Centos – Please help to find a solution for two way, real-time synchronization on Centos 5.5 64Bit

centossynchronization

I am in need of a real time, two way synchronization software for Centos 5.5 / 64Bit.

Here's little explanation:

It needs to be able to perform:

  1. Two way synchronization.

  2. It must be realtime. By realtime means it can be almost realtime, i.e. a delay of 1 second for example is fine.

  3. And the folders are on the same server.

I am currently using GlusterFS across two webservers. However, it has extremely poor small file read performance and it's slowing down my website. There's nothing more that can be done to improve this, I have already tested many configurations. As a solution, I was going to mount a RAM drive (tmpfs) that mirrors the GlusterFS web files but get the webserver to use the RAM drive.

The issue is that I need two way realtime mirroring or replication between glusterfs and the RAM drive. I need this is as Apache writes files as wells.

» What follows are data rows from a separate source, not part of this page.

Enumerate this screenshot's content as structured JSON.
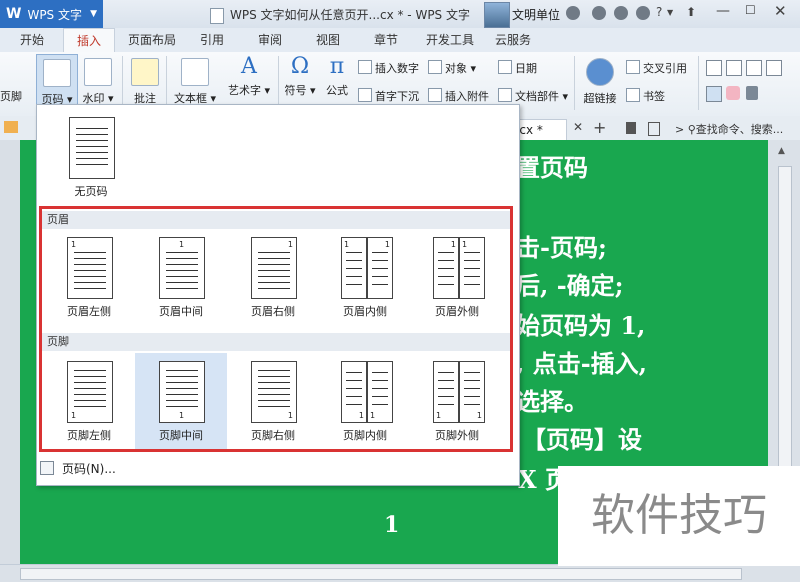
{
  "app": {
    "logo": "W",
    "name": "WPS 文字",
    "doc_title": "WPS 文字如何从任意页开...cx * - WPS 文字",
    "user": "文明单位"
  },
  "tabs": [
    "开始",
    "插入",
    "页面布局",
    "引用",
    "审阅",
    "视图",
    "章节",
    "开发工具",
    "云服务"
  ],
  "ribbon": {
    "left_cut": "页脚",
    "page_number": "页码",
    "watermark": "水印",
    "comment": "批注",
    "textbox": "文本框",
    "wordart": "艺术字",
    "symbol": "符号",
    "formula": "公式",
    "insert_number": "插入数字",
    "object": "对象",
    "date": "日期",
    "drop_cap": "首字下沉",
    "attachment": "插入附件",
    "doc_parts": "文档部件",
    "hyperlink": "超链接",
    "cross_ref": "交叉引用",
    "bookmark": "书签"
  },
  "doc_tab": {
    "label": "ocx *"
  },
  "search_hint": "查找命令、搜索...",
  "dropdown": {
    "none_label": "无页码",
    "header_section": "页眉",
    "footer_section": "页脚",
    "header_options": [
      "页眉左侧",
      "页眉中间",
      "页眉右侧",
      "页眉内侧",
      "页眉外侧"
    ],
    "footer_options": [
      "页脚左侧",
      "页脚中间",
      "页脚右侧",
      "页脚内侧",
      "页脚外侧"
    ],
    "page_num_item": "页码(N)...",
    "digit": "1"
  },
  "document": {
    "lines": [
      "置页码",
      "击-页码;",
      "后, -确定;",
      "始页码为 1,",
      ", 点击-插入,",
      "选择。",
      "【页码】设",
      "X 页"
    ],
    "bottom_number": "1"
  },
  "watermark_text": "软件技巧"
}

As I said, realtime two way synchronization across two folders. Which are in fact 2 different mounts points.
The RAM (tmpfs) mount poing and the GlusterFS mount point.

I already know about:

  • Rsync – Which is one way
  • Unison – Which is not realtime

Please suggest me any solution free or paid.

Thanks in advance

Best Answer

While afs looks to be an obvious solution, I'd previously looked at this in some depth for a highly custom web application - and the fastest / most efficient / reliable solution was to implement to replication within the app - using rsync when bringing nodes back online. I did have a longer term plan to implement demand-based resynchronisations using inotify as the trigger (but never found the time).

As a solution, I was going to mount a RAM drive (tmpfs) that mirrors the GlusterFS web files but get the webserver to use the RAM drive

Yes, if GlusterFS does not support synchronization of cache invalidations, then it might be slightly faster (at the cost of not updating in real-time) although unless you have a very high data turnover, you'll probably find it faster to use a optimized file-system on a conventional device rather than a RAM drive.

You're probably going to see similar problems with any shared disk file systems (but this is mostly guesswork on my part).

A better solution would be to use a database (cluster?) to store any data - clustering is much more manageable (and easier to implement). See also mysql replication and Cassandra.

/me wonders if you could use overlay filesystems (unionfs) - putting the local copy on top and the remote system underneath then run rsync periodically from top to bottom - although I suspect it may prove difficult to delete files.

HTH

C.